Has your search for meaning in the NRL this year left you with feelings of futility, pointlessness, and the creeping realisation that this time invested would probably have been better spent searching for the colt from Old Regret?
If so, forget
the grand final today. There’s nothing in that for us. What we need is relief.
This brings
us, inevitably, to Blake Ferguson. I normally take pleasure in the psychological destruction of grown men but there is really nothing pleasurable about watching someone who is too stupid to run their own affairs fall into the ruinous hands of Sam Ayoub. It’s a total depressant.
Anyway, they
did a little piece about Blake Ferguson. The Telegraph is as we all know a
subtle and nuanced newspaper not known for its dramatic flourishes but they
seemed to be suggesting that Blake Ferguson is a culturally illiterate imbecile
unsuited to performing everyday tasks - in this case, dressing himself – unsupervised.
Before they got to the cute, though, the
article led with a bold claim that there was a turn of phrase being used with increased
frequency in Sydney conversations: “That’s so rugby league.”
Please. At
best, Joe Hildebrand made it up while he was microwaving his muffin in the tea room
or something. And let me ask you this, Joe. Are you able to enjoy a robust nocturnal social life in which you
manage not to glass, attack, insult or urinate on anyone? Yeh. I didn’t think
so.
“The expression refers to situations
where a person demonstrates an extreme lack of self-awareness or understanding
of potential consequences.”
“Think Todd Carney in a Canberra pub
without a urinal. That said, over to you Blake Ferguson.”
The item
goes on to describe the events taking place just prior to charges being laid
against Ferguson, when plans were being put in place to take him from the
Crowne Plaza in Coogee to Waverly police station. Ferguson’s only instructions,
apparently, were “dress appropriately.” But when a group of managers and
legal types arrived at the hotel to pick Ferguson up, they found him wearing a
tracksuit, rather than a suit.
Further, “Law & Order understands it was not a matching tracksuit either.”
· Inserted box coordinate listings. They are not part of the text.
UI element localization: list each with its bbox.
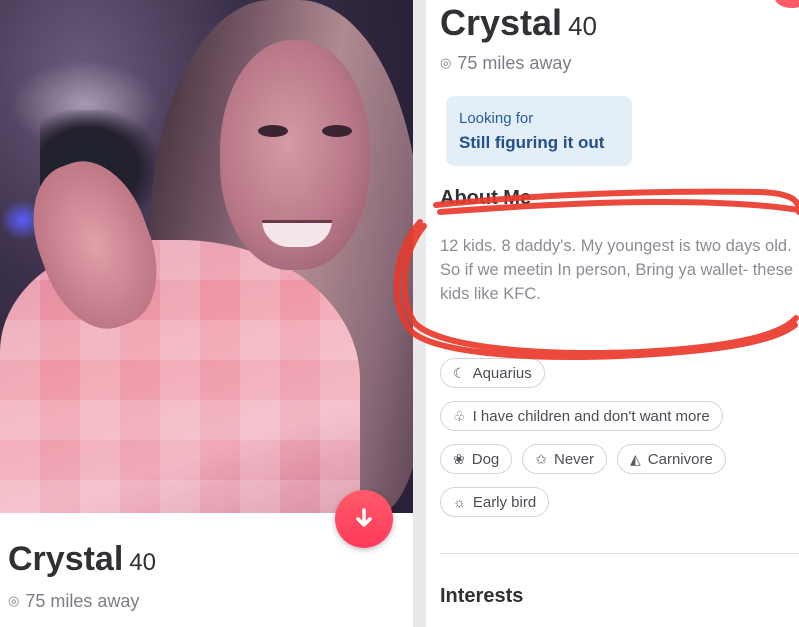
- right-profile-details: Crystal 40 ◎ 75 miles away Looking for Sti…: [426, 0, 799, 627]
- profile-name: Crystal: [8, 540, 124, 578]
- profile-name: Crystal: [440, 2, 563, 43]
- right-name-row: Crystal 40: [440, 2, 597, 44]
- accent-dot: [775, 0, 799, 8]
- profile-distance: ◎ 75 miles away: [440, 53, 571, 74]
- arrow-down-icon: [356, 508, 372, 527]
- about-line: 12 kids. 8 daddy's. My youngest is two d…: [440, 237, 792, 255]
- looking-for-card: Looking for Still figuring it out: [446, 96, 632, 166]
- profile-photo[interactable]: [0, 0, 413, 513]
- about-me-text: 12 kids. 8 daddy's. My youngest is two d…: [440, 234, 799, 306]
- chip-label: Carnivore: [647, 450, 713, 468]
- chip-label: I have children and don't want more: [472, 407, 710, 425]
- profile-distance: ◎ 75 miles away: [8, 591, 139, 612]
- sparkle-icon: ✩: [535, 450, 547, 467]
- photo-eye: [258, 125, 288, 137]
- about-me-heading: About Me: [440, 187, 532, 209]
- photo-eye: [322, 125, 352, 137]
- distance-text: 75 miles away: [25, 591, 140, 611]
- chip-sleep: ☼ Early bird: [440, 487, 550, 517]
- paw-icon: ❀: [453, 450, 465, 467]
- baby-icon: ♧: [453, 407, 466, 424]
- looking-for-label: Looking for: [459, 110, 534, 127]
- chip-diet: ◭ Carnivore: [617, 444, 726, 474]
- utensils-icon: ◭: [630, 450, 641, 467]
- looking-for-value: Still figuring it out: [459, 133, 605, 152]
- moon-icon: ☾: [453, 364, 466, 381]
- chip-label: Never: [554, 450, 595, 468]
- chip-drinking: ✩ Never: [522, 444, 608, 474]
- section-divider: [440, 553, 799, 554]
- chip-pets: ❀ Dog: [440, 444, 513, 474]
- chip-children: ♧ I have children and don't want more: [440, 401, 723, 431]
- chip-label: Aquarius: [472, 364, 532, 382]
- sunrise-icon: ☼: [453, 494, 466, 510]
- chip-label: Dog: [471, 450, 500, 468]
- about-line: So if we meetin In person, Bring ya wall…: [440, 261, 794, 303]
- profile-chips: ☾ Aquarius ♧ I have children and don't wan…: [440, 358, 799, 530]
- collapse-profile-button[interactable]: [335, 490, 393, 548]
- chip-zodiac: ☾ Aquarius: [440, 358, 545, 388]
- distance-text: 75 miles away: [457, 53, 572, 73]
- left-name-row: Crystal 40: [8, 540, 156, 579]
- left-profile-card: Crystal 40 ◎ 75 miles away: [0, 0, 413, 627]
- location-pin-icon: ◎: [8, 593, 20, 608]
- chip-label: Early bird: [472, 493, 537, 511]
- profile-age: 40: [129, 549, 156, 576]
- profile-age: 40: [568, 11, 597, 41]
- interests-heading: Interests: [440, 585, 524, 607]
- location-pin-icon: ◎: [440, 55, 452, 70]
“Arrangements were made for Ferguson
to swap attire with a dark-suit wearing manager.”
“Some time later Ferguson was still
wearing a very white pair of socks. Law & Order contacted Ferguson’s lawyer
at the time, who said ‘As a general rule white socks should never be worn with
a suit unless you’re Michael Jackson.’”
In any event, I sympathise with Blake.. I too have been caught wearing a tracksuit in less than ideal circumstances. Like the time when I answered a knock on my door that turned out to be my estranged father who I hadn’t seen in 16 or so years. I was wearing a tracksuit then. Ugg boots, too. So rugby league.